Judge found his football footing at Mid-Am school


By Tom Kirvan
Legal News

For a young man known for his smarts at St. Gregory High School in Detroit, Gershwin Drain found that his ticket to a college education would run through the gridiron.

It would be a path that would intersect with two future NFL greats – literally.

Even though he played for a small parochial school, Drain drew attention from college scouts, eventually landing a partial athletic scholarship from Western Michigan University, a member of the Mid-American Conference. The MAC, as it became known, featured several Michigan colleges in addition to a number of football programs from the Buckeye State, including perennial power Miami University in Oxford, Ohio, which at the time was guided by a coach named “Schembechler.”

 “While I was recruited as a running back, we were short on defensive backs at Western, which meant that the coaches saw me as someone who could help out on that side of the ball,” Drain indicated. “While I certainly preferred offense, I also had a desire to play on a regular basis, so I was very willing to switch.”

After redshirting his sophomore year for the Broncos, Drain earned a starting position as a defensive back as a junior and senior, making his mark as one of the team’s finest tacklers.

“I also had the unique distinction of never intercepting a pass during my football career at Western,” Drain said with a grin, downplaying any suggestion that it was simply because teams were afraid to throw to his side of the field.

“I recovered a number of fumbles and broke up a lot of passes, but never had the thrill of intercepting a pass,” he said, noting that he gained a reputation as a “run stopper.”

That label was put to the supreme test in 1968 and 1969 when the Broncos took on West Texas State, a team that featured a pair of running backs with star power. One was Eugene “Mercury” Morris, who led the country in rushing in 1968 on his way to a banner NFL career with the Miami Dolphins where he was part of two Super Bowl championship teams.
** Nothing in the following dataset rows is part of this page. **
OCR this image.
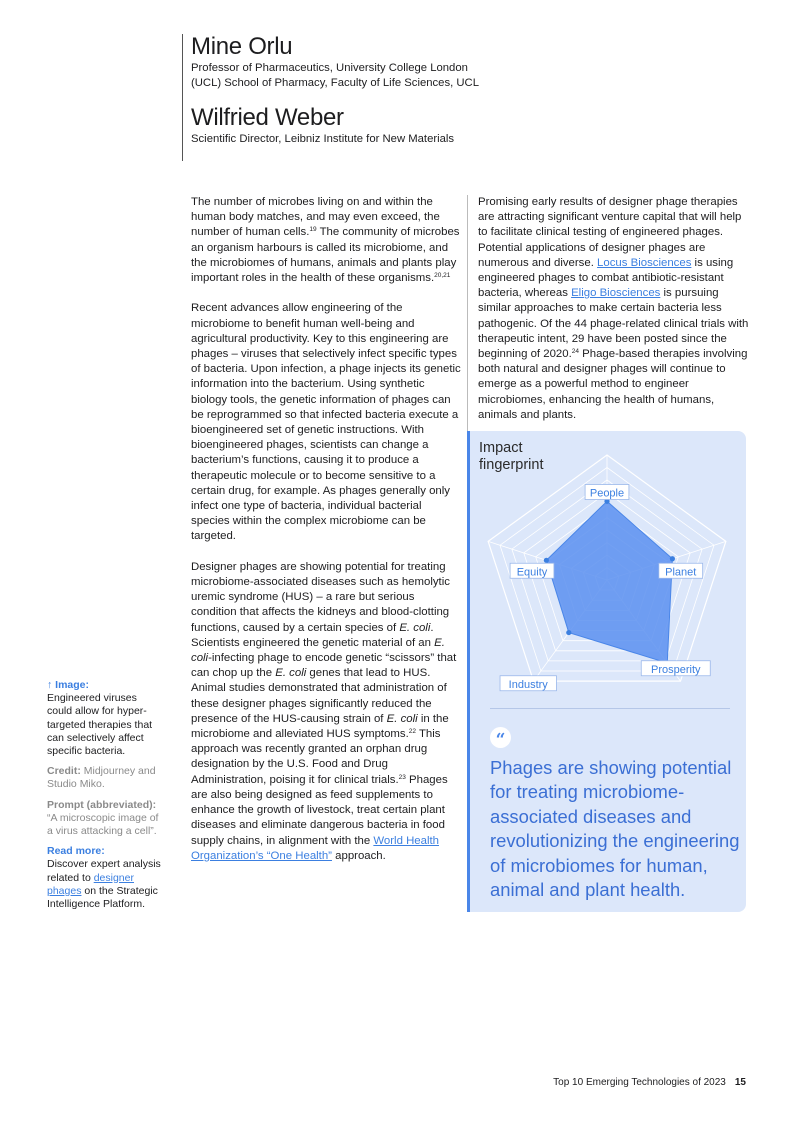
Mine Orlu
Professor of Pharmaceutics, University College London (UCL) School of Pharmacy, Faculty of Life Sciences, UCL
Wilfried Weber
Scientific Director, Leibniz Institute for New Materials

The number of microbes living on and within the human body matches, and may even exceed, the number of human cells.$^{19}$ The community of microbes an organism harbours is called its microbiome, and the microbiomes of humans, animals and plants play important roles in the health of these organisms.$^{20,21}$

Recent advances allow engineering of the microbiome to benefit human well-being and agricultural productivity. Key to this engineering are phages – viruses that selectively infect specific types of bacteria. Upon infection, a phage injects its genetic information into the bacterium. Using synthetic biology tools, the genetic information of phages can be reprogrammed so that infected bacteria execute a bioengineered set of genetic instructions. With bioengineered phages, scientists can change a bacterium’s functions, causing it to produce a therapeutic molecule or to become sensitive to a certain drug, for example. As phages generally only infect one type of bacteria, individual bacterial species within the complex microbiome can be targeted.

Designer phages are showing potential for treating microbiome-associated diseases such as hemolytic uremic syndrome (HUS) – a rare but serious condition that affects the kidneys and blood-clotting functions, caused by a certain species of E. coli. Scientists engineered the genetic material of an E. coli-infecting phage to encode genetic “scissors” that can chop up the E. coli genes that lead to HUS. Animal studies demonstrated that administration of these designer phages significantly reduced the presence of the HUS-causing strain of E. coli in the microbiome and alleviated HUS symptoms.$^{22}$ This approach was recently granted an orphan drug designation by the U.S. Food and Drug Administration, poising it for clinical trials.$^{23}$ Phages are also being designed as feed supplements to enhance the growth of livestock, treat certain plant diseases and eliminate dangerous bacteria in food supply chains, in alignment with the World Health Organization’s “One Health” approach.

Promising early results of designer phage therapies are attracting significant venture capital that will help to facilitate clinical testing of engineered phages. Potential applications of designer phages are numerous and diverse. Locus Biosciences is using engineered phages to combat antibiotic-resistant bacteria, whereas Eligo Biosciences is pursuing similar approaches to make certain bacteria less pathogenic. Of the 44 phage-related clinical trials with therapeutic intent, 29 have been posted since the beginning of 2020.24 Phage-based therapies involving both natural and designer phages will continue to emerge as a powerful method to engineer microbiomes, enhancing the health of humans, animals and plants.

↑ Image:
Engineered viruses could allow for hyper-targeted therapies that can selectively affect specific bacteria.
Credit: Midjourney and Studio Miko.
Prompt (abbreviated):
“A microscopic image of a virus attacking a cell”.
Read more:
Discover expert analysis related to designer phages on the Strategic Intelligence Platform.
People
Planet
Prosperity
Industry
Equity
Impact fingerprint
“
Phages are showing potential for treating microbiome-associated diseases and revolutionizing the engineering of microbiomes for human, animal and plant health.
Top 10 Emerging Technologies of 2023 15
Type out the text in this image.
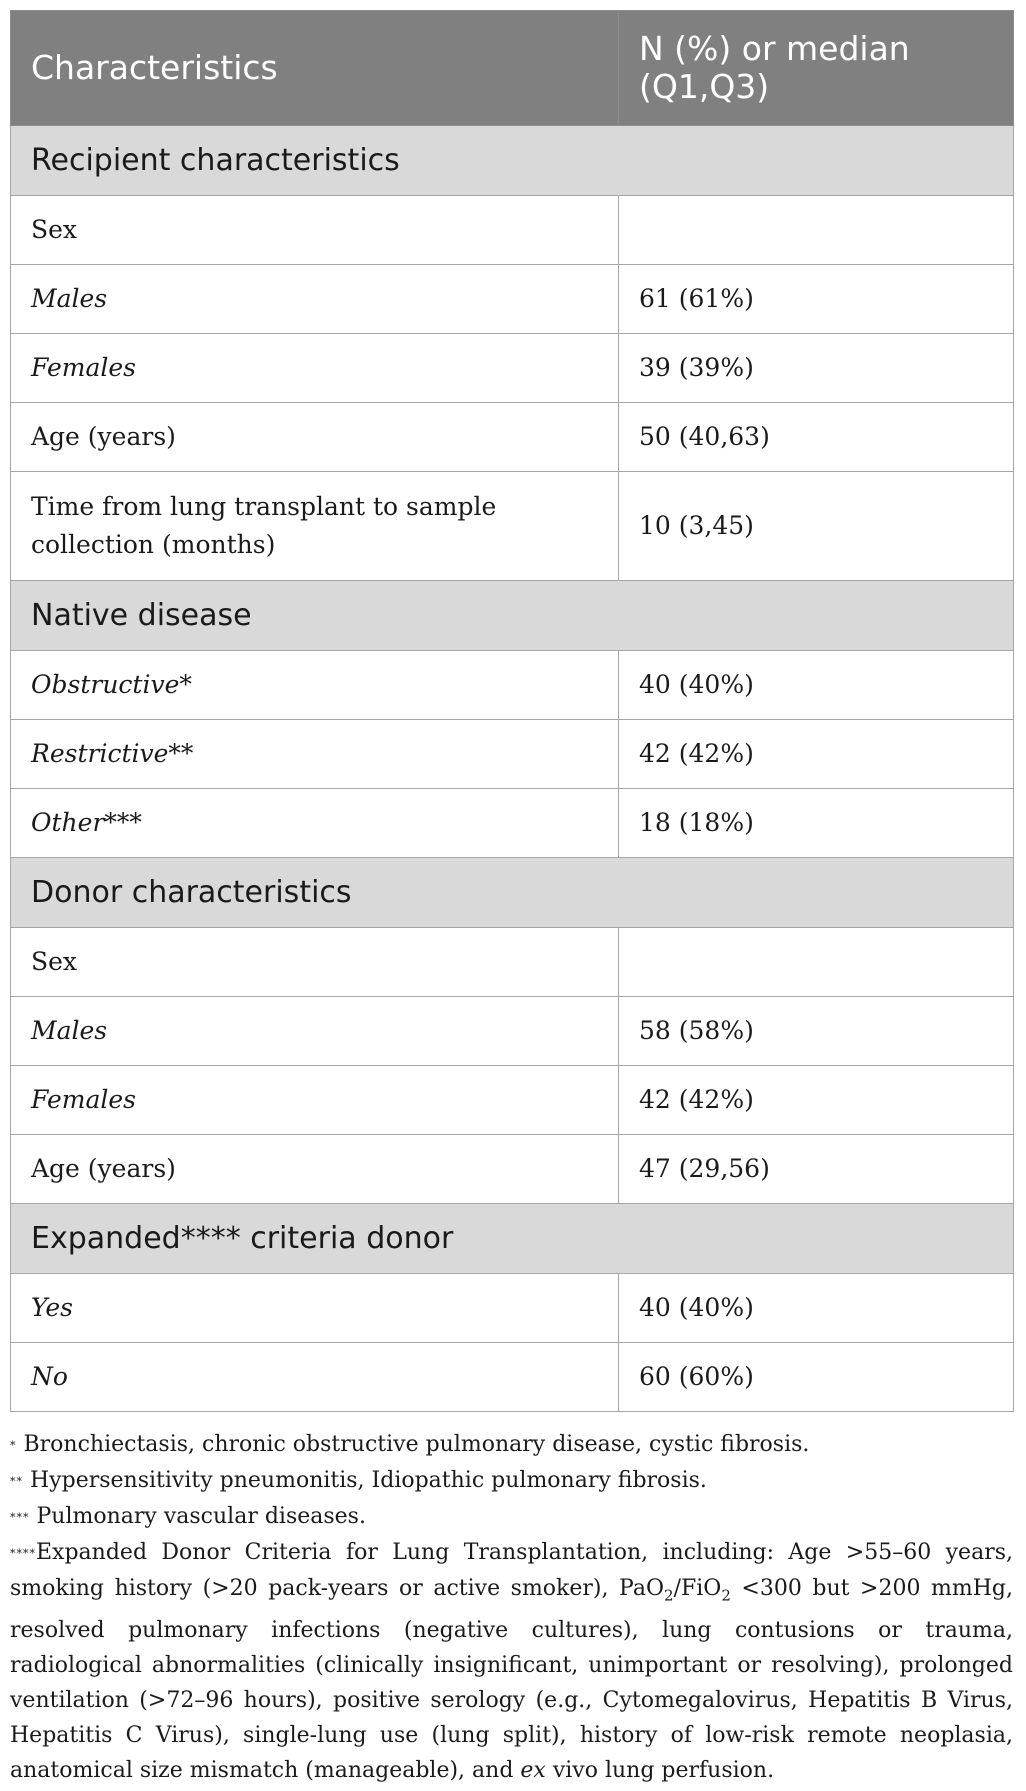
Characteristics	N (%) or median (Q1,Q3)
Recipient characteristics	
Sex	
Males	61 (61%)
Females	39 (39%)
Age (years)	50 (40,63)
Time from lung transplant to sample collection (months)	10 (3,45)
Native disease	
Obstructive*	40 (40%)
Restrictive**	42 (42%)
Other***	18 (18%)
Donor characteristics	
Sex	
Males	58 (58%)
Females	42 (42%)
Age (years)	47 (29,56)
Expanded**** criteria donor	
Yes	40 (40%)
No	60 (60%)

* Bronchiectasis, chronic obstructive pulmonary disease, cystic fibrosis.

** Hypersensitivity pneumonitis, Idiopathic pulmonary fibrosis.

*** Pulmonary vascular diseases.

****Expanded Donor Criteria for Lung Transplantation, including: Age >55–60 years, smoking history (>20 pack-years or active smoker), PaO$_2$/FiO$_2$ <300 but >200 mmHg, resolved pulmonary infections (negative cultures), lung contusions or trauma, radiological abnormalities (clinically insignificant, unimportant or resolving), prolonged ventilation (>72–96 hours), positive serology (e.g., Cytomegalovirus, Hepatitis B Virus, Hepatitis C Virus), single-lung use (lung split), history of low-risk remote neoplasia, anatomical size mismatch (manageable), and ex vivo lung perfusion.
The other was Duane Thomas, a future first round draft pick of the Dallas Cowboys, a team that also won a Super Bowl title while he was there.

“Let’s just say they were ‘good,’” Drain said with a chuckle. “We had our hands full with them, but we somehow kept the games close (West Texas won both contests by 28-20 scores). What I really remember about those games was the sight of them breaking through our line of scrimmage and bearing down on me. They were big and fast, which was not a welcome sight.”

His playing career at Western did offer more pleasing views, however

“I’d never been on an airplane before going to college,” Drain said, noting that his “maiden voyage” took place on a road trip to the West Coast.

“My first plane ride was when we played the University of Pacific in Stockton, California,” he said. “For me, as a kid who grew up in Detroit, that really was a thrill.”